In December 1930 New Zealand’s first jazz recording was made: a one minute publicity film of Epi Shalfoon and His Melody Boys performing a Dixieland arrangement of a popular Māori song E Puritai Tama E (also known as He Pūru Taitama). The fact that the first jazz recording made in New Zealand was a film rather than a record is an interesting deviation from the beginnings of most recording industries – even more interesting is the fact that the film was never shown in theatres because of its poor production quality. Although long acknowledged by jazz musicians and fans as New Zealand’s first jazz recording (Dennis Huggard makes a particular note about it in his discography Jazz Recordings of New Zealand 1930-1980), it was not until the film was digitized by the New Zealand Film Archive that it was widely known as a part of New Zealand’s popular music culture and history.
It seems to be an odd choice: making a ‘talkie’ rather than a record. One would think that in 1930 the latter would be easier than the former – however, New Zealand did not yet have a commercial recording industry. There were booths in music stores, department stores, even photography studios where anyone could record and press a small batch (10 or 20) of records, but for commercial recording and pressing musicians had to travel to Sydney. The exceptions to this were the recordings of traditional Maori music made in the late 1920s, and although the material was recorded locally it was on specialist equipment for remote recordings imported from Sydney for the occasions and the recordings were still pressed in Sydney. Since this was the case, and since synchronised sound for film was available in New Zealand from early 1930 (interestingly the equipment was all manufactured locally), it was more viable (practically and financially) for New Zealand musicians to make a film short rather than a record.

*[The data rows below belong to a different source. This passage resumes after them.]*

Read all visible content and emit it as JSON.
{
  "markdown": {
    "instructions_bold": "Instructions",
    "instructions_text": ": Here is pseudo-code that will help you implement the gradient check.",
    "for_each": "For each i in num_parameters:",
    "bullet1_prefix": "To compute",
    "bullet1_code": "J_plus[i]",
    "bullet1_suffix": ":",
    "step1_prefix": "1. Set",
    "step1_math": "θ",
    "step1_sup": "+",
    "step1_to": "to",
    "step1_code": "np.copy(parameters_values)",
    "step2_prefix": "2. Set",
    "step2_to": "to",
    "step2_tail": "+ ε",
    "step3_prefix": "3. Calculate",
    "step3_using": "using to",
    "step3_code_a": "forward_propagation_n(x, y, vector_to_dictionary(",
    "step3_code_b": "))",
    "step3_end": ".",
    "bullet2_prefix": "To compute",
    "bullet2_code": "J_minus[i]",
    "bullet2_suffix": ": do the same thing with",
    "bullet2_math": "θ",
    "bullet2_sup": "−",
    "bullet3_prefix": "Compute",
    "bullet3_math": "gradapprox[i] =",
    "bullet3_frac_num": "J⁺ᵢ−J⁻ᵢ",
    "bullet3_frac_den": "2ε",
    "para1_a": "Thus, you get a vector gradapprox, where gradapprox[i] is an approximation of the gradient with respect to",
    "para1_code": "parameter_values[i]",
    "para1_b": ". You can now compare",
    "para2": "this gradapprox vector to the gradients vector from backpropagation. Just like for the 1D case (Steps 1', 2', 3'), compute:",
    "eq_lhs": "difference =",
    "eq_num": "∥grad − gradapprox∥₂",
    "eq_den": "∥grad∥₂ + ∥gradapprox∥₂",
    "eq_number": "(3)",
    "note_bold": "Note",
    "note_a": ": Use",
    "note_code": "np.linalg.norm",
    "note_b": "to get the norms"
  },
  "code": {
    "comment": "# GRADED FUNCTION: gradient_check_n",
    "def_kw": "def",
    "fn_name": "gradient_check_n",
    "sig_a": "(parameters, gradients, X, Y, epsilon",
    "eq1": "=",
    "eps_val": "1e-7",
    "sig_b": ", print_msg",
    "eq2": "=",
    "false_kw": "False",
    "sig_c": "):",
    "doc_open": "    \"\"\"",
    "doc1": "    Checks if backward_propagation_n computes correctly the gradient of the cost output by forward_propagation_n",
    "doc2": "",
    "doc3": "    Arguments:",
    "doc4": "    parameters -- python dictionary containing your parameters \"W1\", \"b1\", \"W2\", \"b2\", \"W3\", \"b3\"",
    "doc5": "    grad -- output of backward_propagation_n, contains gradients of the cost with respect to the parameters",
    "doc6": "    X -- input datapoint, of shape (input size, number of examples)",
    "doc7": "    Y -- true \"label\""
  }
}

When the film print came back from processing, the quality was so bad that cinema managers were unable to use it. Shalfoon refuse to pay the 28 pound bill, and a court case for non-payment by Filmcraft Ltd against Shalfoon ensued in 1931. The case took place in August 1931 and was extensively (and excitedly) reported in New Zealand Truth. It began by outlining the production and the reason why Shalfoon wanted to make a talkie film of the band. The prosecution outlined the situation of the filming, down to where the cameraman stood under a tree. They also examined the process of developing the film- assuring the court that no mistakes had been made in the process, and that the final product was, in the plaintiff’s opinion perfectly fine, thus Shalfoon owed them for the processing costs. The defence rebutted by calling Archibald MacDermott, the manager of Rotorua’s Majestic Theatre, who was asked if the film was of useable quality. In MacDermott’s opinion it was of very poor quality- the sound was useable, just- you may have noted some skips in the audio, which mostly coincide with visual skips. Visually though, the film was useless because you could not see faces properly or importantly the details on the bass drum, which would tell you who the band was. Shalfoon states at the beginning of the film ‘I wish to introduce to you Rotorua’s famous jazz band’, but he does not give the name of the band, however, because of the synchronisation problems Shalfoon actually only says ‘I wish to introduce to you Rotorua’s famous ja…’, so the viewer doesn’t know that they are a jazz band let alone whose jazz band. Looking at the film, the focus is so bad that it could be anyone’s ‘Melody Boys’, as it’s impossible to make out the name on the drum, and everyone’s features are a blur. Eventually the magistrate and court officers viewed the film and also had the Melody Boys perform for them exactly what they had done in the film. Upon consideration the magistrate agreed with the defence and Shalfoon. The film was of very bad quality and useless for promotional purposes, and so he found in Shalfoon’s favour.